精神科は3階にあり、診療を終えて出ていらした大平先生は、静かに声をかけて下さり、実はご自宅がハート&カラーのすぐ近くというようなことを気さくにユーモアたっぷりにお話ししてくださいました。
今回、ゲストの先生をどなたにしようと考えていたとき、「色彩学校」担当の講師陣が大平先生の本を全員読んでいたことが出発点。とくに書籍「診療室の赤ずきんちゃん」の物語療法の世界観は、その考え方が「色彩学校」の色彩セラピーと共通点が多く、こうなると、是非とも先生にお願いしてみたいと気持ちは高まりました。

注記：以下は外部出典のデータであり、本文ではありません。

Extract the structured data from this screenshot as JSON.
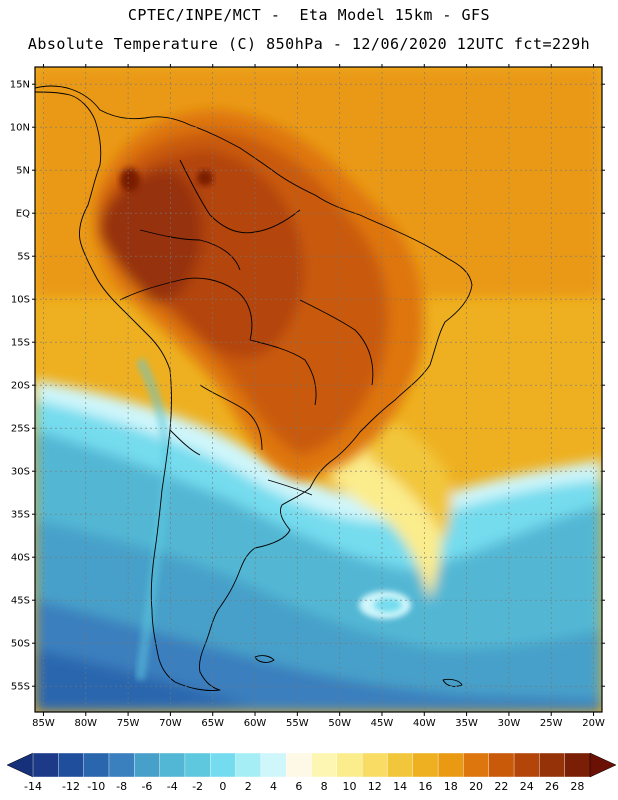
{
  "header": {
    "line1": "CPTEC/INPE/MCT -  Eta Model 15km - GFS",
    "line2": "Absolute Temperature (C) 850hPa - 12/06/2020 12UTC fct=229h"
  },
  "chart_data": {
    "type": "heatmap",
    "title": "Absolute Temperature (C) 850hPa - 12/06/2020 12UTC fct=229h",
    "subtitle": "CPTEC/INPE/MCT -  Eta Model 15km - GFS",
    "variable": "Absolute Temperature (C) 850hPa",
    "x_axis": {
      "min": -86,
      "max": -19,
      "ticks": [
        -85,
        -80,
        -75,
        -70,
        -65,
        -60,
        -55,
        -50,
        -45,
        -40,
        -35,
        -30,
        -25,
        -20
      ],
      "tick_labels": [
        "85W",
        "80W",
        "75W",
        "70W",
        "65W",
        "60W",
        "55W",
        "50W",
        "45W",
        "40W",
        "35W",
        "30W",
        "25W",
        "20W"
      ]
    },
    "y_axis": {
      "min": -58,
      "max": 17,
      "ticks": [
        15,
        10,
        5,
        0,
        -5,
        -10,
        -15,
        -20,
        -25,
        -30,
        -35,
        -40,
        -45,
        -50,
        -55
      ],
      "tick_labels": [
        "15N",
        "10N",
        "5N",
        "EQ",
        "5S",
        "10S",
        "15S",
        "20S",
        "25S",
        "30S",
        "35S",
        "40S",
        "45S",
        "50S",
        "55S"
      ]
    },
    "colorbar": {
      "levels": [
        -14,
        -12,
        -10,
        -8,
        -6,
        -4,
        -2,
        0,
        2,
        4,
        6,
        8,
        10,
        12,
        14,
        16,
        18,
        20,
        22,
        24,
        26,
        28
      ],
      "labels": [
        "-14",
        "-12",
        "-10",
        "-8",
        "-6",
        "-4",
        "-2",
        "0",
        "2",
        "4",
        "6",
        "8",
        "10",
        "12",
        "14",
        "16",
        "18",
        "20",
        "22",
        "24",
        "26",
        "28"
      ],
      "colors": [
        "#1c3a88",
        "#1f4f9c",
        "#2a66ae",
        "#3a7fbe",
        "#47a0c9",
        "#52b7d4",
        "#5dc8de",
        "#74dcee",
        "#a5eef6",
        "#cff6fb",
        "#fef9e6",
        "#fdf6b2",
        "#fbec8c",
        "#f8dc64",
        "#f2c63a",
        "#eeb020",
        "#ea9912",
        "#de760e",
        "#c95a0a",
        "#b34508",
        "#963207",
        "#7a1f06"
      ],
      "under_color": "#16307a",
      "over_color": "#6a1004"
    },
    "annotations": []
  }
}
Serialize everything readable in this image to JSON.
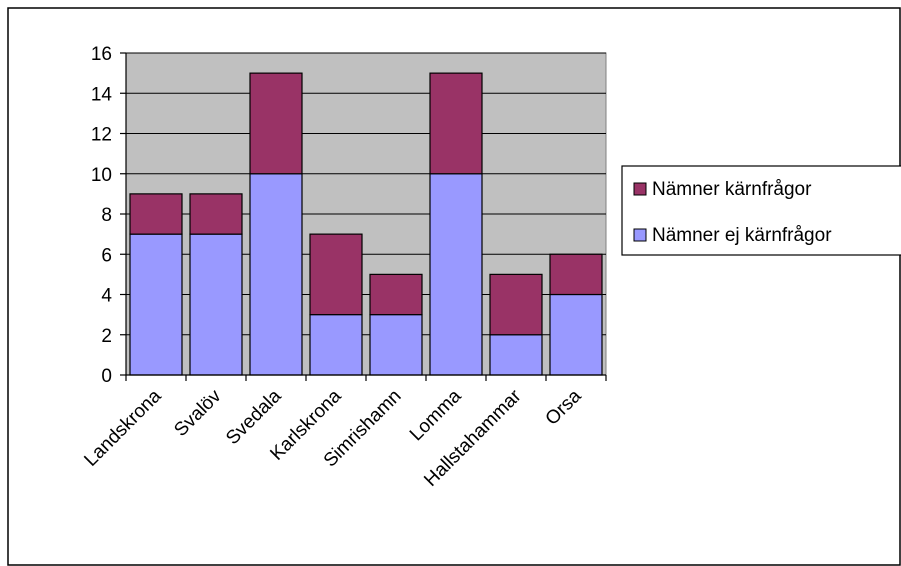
{
  "chart_data": {
    "type": "bar",
    "stacked": true,
    "categories": [
      "Landskrona",
      "Svalöv",
      "Svedala",
      "Karlskrona",
      "Simrishamn",
      "Lomma",
      "Hallstahammar",
      "Orsa"
    ],
    "series": [
      {
        "name": "Nämner ej kärnfrågor",
        "values": [
          7,
          7,
          10,
          3,
          3,
          10,
          2,
          4
        ],
        "color": "#9999ff"
      },
      {
        "name": "Nämner kärnfrågor",
        "values": [
          2,
          2,
          5,
          4,
          2,
          5,
          3,
          2
        ],
        "color": "#993366"
      }
    ],
    "legend_order": [
      1,
      0
    ],
    "title": "",
    "xlabel": "",
    "ylabel": "",
    "ylim": [
      0,
      16
    ],
    "y_ticks": [
      0,
      2,
      4,
      6,
      8,
      10,
      12,
      14,
      16
    ],
    "grid": true,
    "plot_background": "#c0c0c0",
    "legend_position": "right"
  }
}
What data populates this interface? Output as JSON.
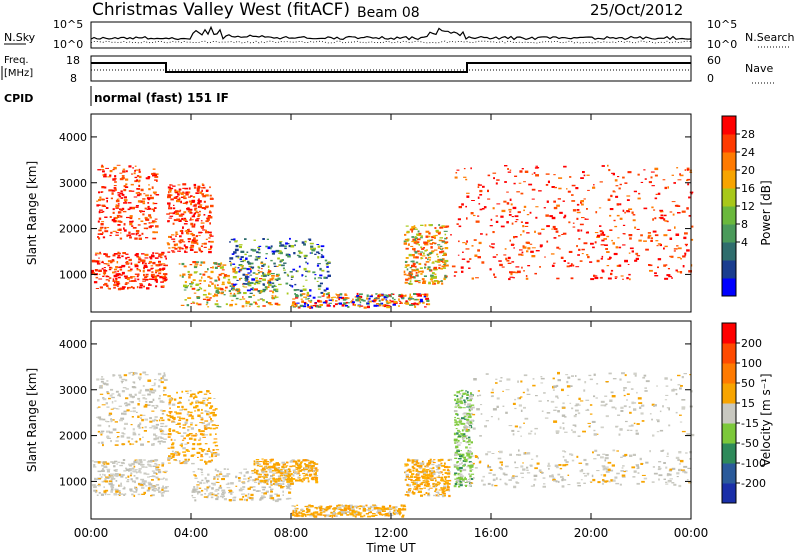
{
  "header": {
    "station": "Christmas Valley West (fitACF)",
    "beam": "Beam 08",
    "date": "25/Oct/2012"
  },
  "strip_labels": {
    "nsky": "N.Sky",
    "nsky_ticks": [
      "10^5",
      "10^0"
    ],
    "nsearch": "N.Search",
    "nsearch_ticks": [
      "10^5",
      "10^0"
    ],
    "freq_line1": "Freq.",
    "freq_line2": "[MHz]",
    "freq_ticks": [
      "18",
      "8"
    ],
    "nave": "Nave",
    "nave_ticks": [
      "60",
      "0"
    ],
    "cpid": "CPID",
    "cpid_value": "normal (fast) 151 IF"
  },
  "x_axis": {
    "label": "Time UT",
    "ticks": [
      "00:00",
      "04:00",
      "08:00",
      "12:00",
      "16:00",
      "20:00",
      "00:00"
    ]
  },
  "colors": {
    "power_scale": [
      "#0000ff",
      "#1a3d8f",
      "#2f6d6d",
      "#4a9a5a",
      "#6ab83c",
      "#a8c81a",
      "#f7a400",
      "#ff7a00",
      "#ff3a00",
      "#ff0000"
    ],
    "velocity_scale": [
      "#1a2fa8",
      "#2a5a9a",
      "#2e8a5a",
      "#7cc83a",
      "#c8c8c0",
      "#f7a400",
      "#ff7a00",
      "#ff4a00",
      "#ff0000"
    ]
  },
  "chart_data": [
    {
      "type": "heatmap",
      "panel": "power",
      "ylabel": "Slant Range [km]",
      "yticks": [
        "4000",
        "3000",
        "2000",
        "1000"
      ],
      "ylim": [
        180,
        4500
      ],
      "xlim_hours": [
        0,
        24
      ],
      "colorbar": {
        "label": "Power [dB]",
        "ticks": [
          "28",
          "24",
          "20",
          "16",
          "12",
          "8",
          "4"
        ]
      },
      "regions": [
        {
          "t0": 0.0,
          "t1": 3.0,
          "r0": 700,
          "r1": 1500,
          "level": "high"
        },
        {
          "t0": 0.2,
          "t1": 2.6,
          "r0": 1800,
          "r1": 3400,
          "level": "high"
        },
        {
          "t0": 3.0,
          "t1": 4.8,
          "r0": 1500,
          "r1": 3000,
          "level": "high"
        },
        {
          "t0": 3.5,
          "t1": 7.5,
          "r0": 300,
          "r1": 1300,
          "level": "mid"
        },
        {
          "t0": 5.5,
          "t1": 9.5,
          "r0": 600,
          "r1": 1800,
          "level": "low"
        },
        {
          "t0": 8.0,
          "t1": 13.5,
          "r0": 300,
          "r1": 600,
          "level": "mixed"
        },
        {
          "t0": 12.5,
          "t1": 14.2,
          "r0": 800,
          "r1": 2100,
          "level": "mid"
        },
        {
          "t0": 14.2,
          "t1": 24.0,
          "r0": 900,
          "r1": 2000,
          "level": "high"
        },
        {
          "t0": 14.5,
          "t1": 24.0,
          "r0": 2000,
          "r1": 3400,
          "level": "high"
        }
      ]
    },
    {
      "type": "heatmap",
      "panel": "velocity",
      "ylabel": "Slant Range [km]",
      "yticks": [
        "4000",
        "3000",
        "2000",
        "1000"
      ],
      "ylim": [
        180,
        4500
      ],
      "xlim_hours": [
        0,
        24
      ],
      "colorbar": {
        "label": "Velocity [m s⁻¹]",
        "ticks": [
          "200",
          "100",
          "50",
          "15",
          "-15",
          "-50",
          "-100",
          "-200"
        ]
      },
      "regions": [
        {
          "t0": 0.0,
          "t1": 3.0,
          "r0": 700,
          "r1": 1500,
          "level": "gray"
        },
        {
          "t0": 0.2,
          "t1": 3.0,
          "r0": 1800,
          "r1": 3400,
          "level": "gray"
        },
        {
          "t0": 3.0,
          "t1": 5.0,
          "r0": 1400,
          "r1": 3000,
          "level": "orange"
        },
        {
          "t0": 4.0,
          "t1": 8.0,
          "r0": 600,
          "r1": 1300,
          "level": "gray"
        },
        {
          "t0": 6.5,
          "t1": 9.0,
          "r0": 1000,
          "r1": 1500,
          "level": "orange"
        },
        {
          "t0": 8.0,
          "t1": 12.5,
          "r0": 250,
          "r1": 500,
          "level": "orange"
        },
        {
          "t0": 12.5,
          "t1": 14.3,
          "r0": 700,
          "r1": 1500,
          "level": "orange"
        },
        {
          "t0": 14.5,
          "t1": 15.2,
          "r0": 900,
          "r1": 3000,
          "level": "green"
        },
        {
          "t0": 15.0,
          "t1": 24.0,
          "r0": 900,
          "r1": 1700,
          "level": "gray"
        },
        {
          "t0": 15.0,
          "t1": 24.0,
          "r0": 2000,
          "r1": 3400,
          "level": "gray"
        }
      ]
    }
  ]
}
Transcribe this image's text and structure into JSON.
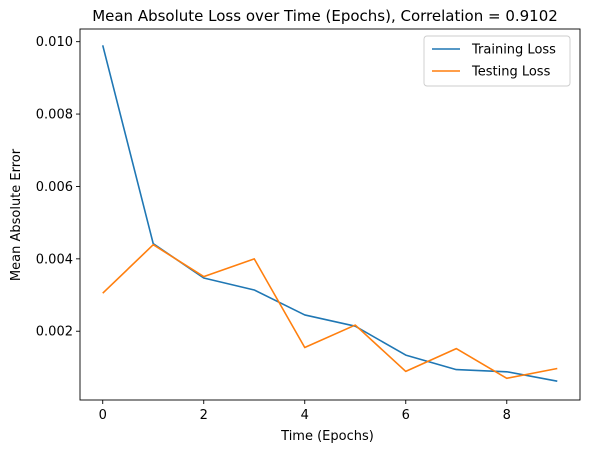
{
  "chart_data": {
    "type": "line",
    "title": "Mean Absolute Loss over Time (Epochs), Correlation = 0.9102",
    "xlabel": "Time (Epochs)",
    "ylabel": "Mean Absolute Error",
    "x": [
      0,
      1,
      2,
      3,
      4,
      5,
      6,
      7,
      8,
      9
    ],
    "xlim": [
      -0.45,
      9.45
    ],
    "ylim": [
      0.0001,
      0.01035
    ],
    "xticks": [
      0,
      2,
      4,
      6,
      8
    ],
    "xtick_labels": [
      "0",
      "2",
      "4",
      "6",
      "8"
    ],
    "yticks": [
      0.002,
      0.004,
      0.006,
      0.008,
      0.01
    ],
    "ytick_labels": [
      "0.002",
      "0.004",
      "0.006",
      "0.008",
      "0.010"
    ],
    "grid": false,
    "legend_position": "top-right",
    "series": [
      {
        "name": "Training Loss",
        "color": "#1f77b4",
        "values": [
          0.0099,
          0.00442,
          0.00347,
          0.00314,
          0.00245,
          0.00214,
          0.00134,
          0.00094,
          0.00088,
          0.00062
        ]
      },
      {
        "name": "Testing Loss",
        "color": "#ff7f0e",
        "values": [
          0.00305,
          0.00439,
          0.00351,
          0.004,
          0.00155,
          0.00217,
          0.00089,
          0.00152,
          0.0007,
          0.00097
        ]
      }
    ]
  }
}
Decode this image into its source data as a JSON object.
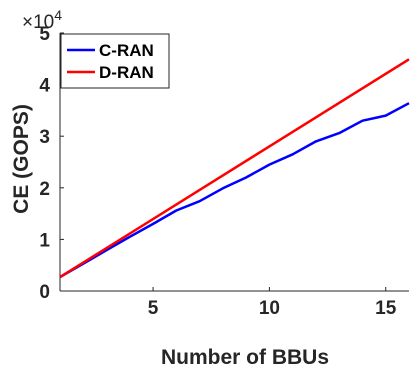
{
  "chart_data": {
    "type": "line",
    "title": "",
    "xlabel": "Number of BBUs",
    "ylabel": "CE (GOPS)",
    "xlim": [
      1,
      16
    ],
    "ylim": [
      0,
      50000
    ],
    "x_ticks": [
      5,
      10,
      15
    ],
    "x_tick_labels": [
      "5",
      "10",
      "15"
    ],
    "y_ticks": [
      0,
      10000,
      20000,
      30000,
      40000,
      50000
    ],
    "y_tick_labels": [
      "0",
      "1",
      "2",
      "3",
      "4",
      "5"
    ],
    "y_multiplier": {
      "base": "×10",
      "exponent": "4"
    },
    "grid": false,
    "legend_position": "top-left",
    "series": [
      {
        "name": "C-RAN",
        "color": "#0000ff",
        "x": [
          1,
          2,
          3,
          4,
          5,
          6,
          7,
          8,
          9,
          10,
          11,
          12,
          13,
          14,
          15,
          16
        ],
        "y": [
          2700,
          5300,
          7900,
          10500,
          13000,
          15600,
          17400,
          19900,
          22000,
          24500,
          26500,
          29000,
          30600,
          33000,
          34000,
          36400
        ]
      },
      {
        "name": "D-RAN",
        "color": "#ff0000",
        "x": [
          1,
          16
        ],
        "y": [
          2700,
          44900
        ]
      }
    ]
  }
}
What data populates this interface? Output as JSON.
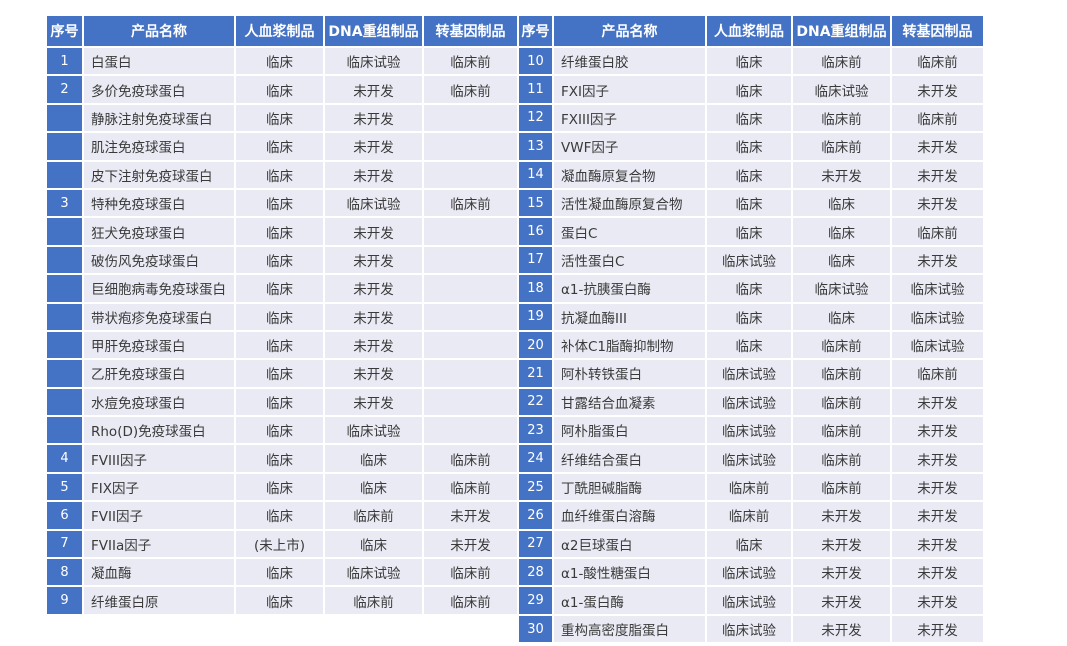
{
  "columns": [
    "序号",
    "产品名称",
    "人血浆制品",
    "DNA重组制品",
    "转基因制品"
  ],
  "statuses_seen": [
    "临床",
    "临床试验",
    "临床前",
    "未开发",
    "(未上市)"
  ],
  "tables": [
    {
      "name": "products-1-9",
      "rows": [
        [
          "1",
          "白蛋白",
          "临床",
          "临床试验",
          "临床前"
        ],
        [
          "2",
          "多价免疫球蛋白",
          "临床",
          "未开发",
          "临床前"
        ],
        [
          "",
          "静脉注射免疫球蛋白",
          "临床",
          "未开发",
          ""
        ],
        [
          "",
          "肌注免疫球蛋白",
          "临床",
          "未开发",
          ""
        ],
        [
          "",
          "皮下注射免疫球蛋白",
          "临床",
          "未开发",
          ""
        ],
        [
          "3",
          "特种免疫球蛋白",
          "临床",
          "临床试验",
          "临床前"
        ],
        [
          "",
          "狂犬免疫球蛋白",
          "临床",
          "未开发",
          ""
        ],
        [
          "",
          "破伤风免疫球蛋白",
          "临床",
          "未开发",
          ""
        ],
        [
          "",
          "巨细胞病毒免疫球蛋白",
          "临床",
          "未开发",
          ""
        ],
        [
          "",
          "带状疱疹免疫球蛋白",
          "临床",
          "未开发",
          ""
        ],
        [
          "",
          "甲肝免疫球蛋白",
          "临床",
          "未开发",
          ""
        ],
        [
          "",
          "乙肝免疫球蛋白",
          "临床",
          "未开发",
          ""
        ],
        [
          "",
          "水痘免疫球蛋白",
          "临床",
          "未开发",
          ""
        ],
        [
          "",
          "Rho(D)免疫球蛋白",
          "临床",
          "临床试验",
          ""
        ],
        [
          "4",
          "FVIII因子",
          "临床",
          "临床",
          "临床前"
        ],
        [
          "5",
          "FIX因子",
          "临床",
          "临床",
          "临床前"
        ],
        [
          "6",
          "FVII因子",
          "临床",
          "临床前",
          "未开发"
        ],
        [
          "7",
          "FVIIa因子",
          "(未上市)",
          "临床",
          "未开发"
        ],
        [
          "8",
          "凝血酶",
          "临床",
          "临床试验",
          "临床前"
        ],
        [
          "9",
          "纤维蛋白原",
          "临床",
          "临床前",
          "临床前"
        ]
      ]
    },
    {
      "name": "products-10-30",
      "rows": [
        [
          "10",
          "纤维蛋白胶",
          "临床",
          "临床前",
          "临床前"
        ],
        [
          "11",
          "FXI因子",
          "临床",
          "临床试验",
          "未开发"
        ],
        [
          "12",
          "FXIII因子",
          "临床",
          "临床前",
          "临床前"
        ],
        [
          "13",
          "VWF因子",
          "临床",
          "临床前",
          "未开发"
        ],
        [
          "14",
          "凝血酶原复合物",
          "临床",
          "未开发",
          "未开发"
        ],
        [
          "15",
          "活性凝血酶原复合物",
          "临床",
          "临床",
          "未开发"
        ],
        [
          "16",
          "蛋白C",
          "临床",
          "临床",
          "临床前"
        ],
        [
          "17",
          "活性蛋白C",
          "临床试验",
          "临床",
          "未开发"
        ],
        [
          "18",
          "α1-抗胰蛋白酶",
          "临床",
          "临床试验",
          "临床试验"
        ],
        [
          "19",
          "抗凝血酶III",
          "临床",
          "临床",
          "临床试验"
        ],
        [
          "20",
          "补体C1脂酶抑制物",
          "临床",
          "临床前",
          "临床试验"
        ],
        [
          "21",
          "阿朴转铁蛋白",
          "临床试验",
          "临床前",
          "临床前"
        ],
        [
          "22",
          "甘露结合血凝素",
          "临床试验",
          "临床前",
          "未开发"
        ],
        [
          "23",
          "阿朴脂蛋白",
          "临床试验",
          "临床前",
          "未开发"
        ],
        [
          "24",
          "纤维结合蛋白",
          "临床试验",
          "临床前",
          "未开发"
        ],
        [
          "25",
          "丁酰胆碱脂酶",
          "临床前",
          "临床前",
          "未开发"
        ],
        [
          "26",
          "血纤维蛋白溶酶",
          "临床前",
          "未开发",
          "未开发"
        ],
        [
          "27",
          "α2巨球蛋白",
          "临床",
          "未开发",
          "未开发"
        ],
        [
          "28",
          "α1-酸性糖蛋白",
          "临床试验",
          "未开发",
          "未开发"
        ],
        [
          "29",
          "α1-蛋白酶",
          "临床试验",
          "未开发",
          "未开发"
        ],
        [
          "30",
          "重构高密度脂蛋白",
          "临床试验",
          "未开发",
          "未开发"
        ]
      ]
    }
  ],
  "colors": {
    "header_bg": "#4472C4",
    "index_bg": "#4472C4",
    "header_text": "#FFFFFF",
    "row_bg": "#E9EAF4",
    "body_text": "#3A3A3A",
    "separator": "#FFFFFF"
  }
}
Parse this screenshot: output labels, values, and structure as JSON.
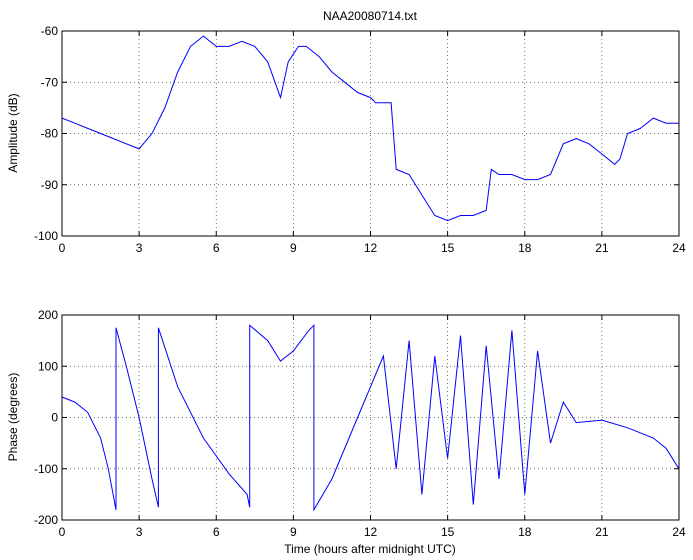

そして、病院に直接ご連絡したところ、今回の講演の運びとなったのでした。
当日は「色彩学校」の修了生、在校生はじめ、多くの方が講演に足を運んでくださいました。
精神科の仕事とは何か、また実際に患者さんと接している時に大事にしている「聴く」と「診る」の視点のお話しなど、決して難しくなく柔らかな語り口でお話しは進みます。
「私の講演はあっちこっちに話しが飛びますから、、、」とおっしゃっていましたが、余談と思わせておいて、実は最終的に話の筋がみごとにつながるプロセスは、絵本や昔話が大好きで、治療にも用いているという大平先生のお人柄を感じさせるものでした。あまりにお話しが面白いので、思わずこんな精神科の先生なら受診してみたいと感じてしまう程。
患者さんの悩みの元は何かを「聴いて」「診る」ことの大事さ。それは絵を通してクライアントの心の本音をともに見ていく私達色彩セラピストの姿勢とも通じるものでした。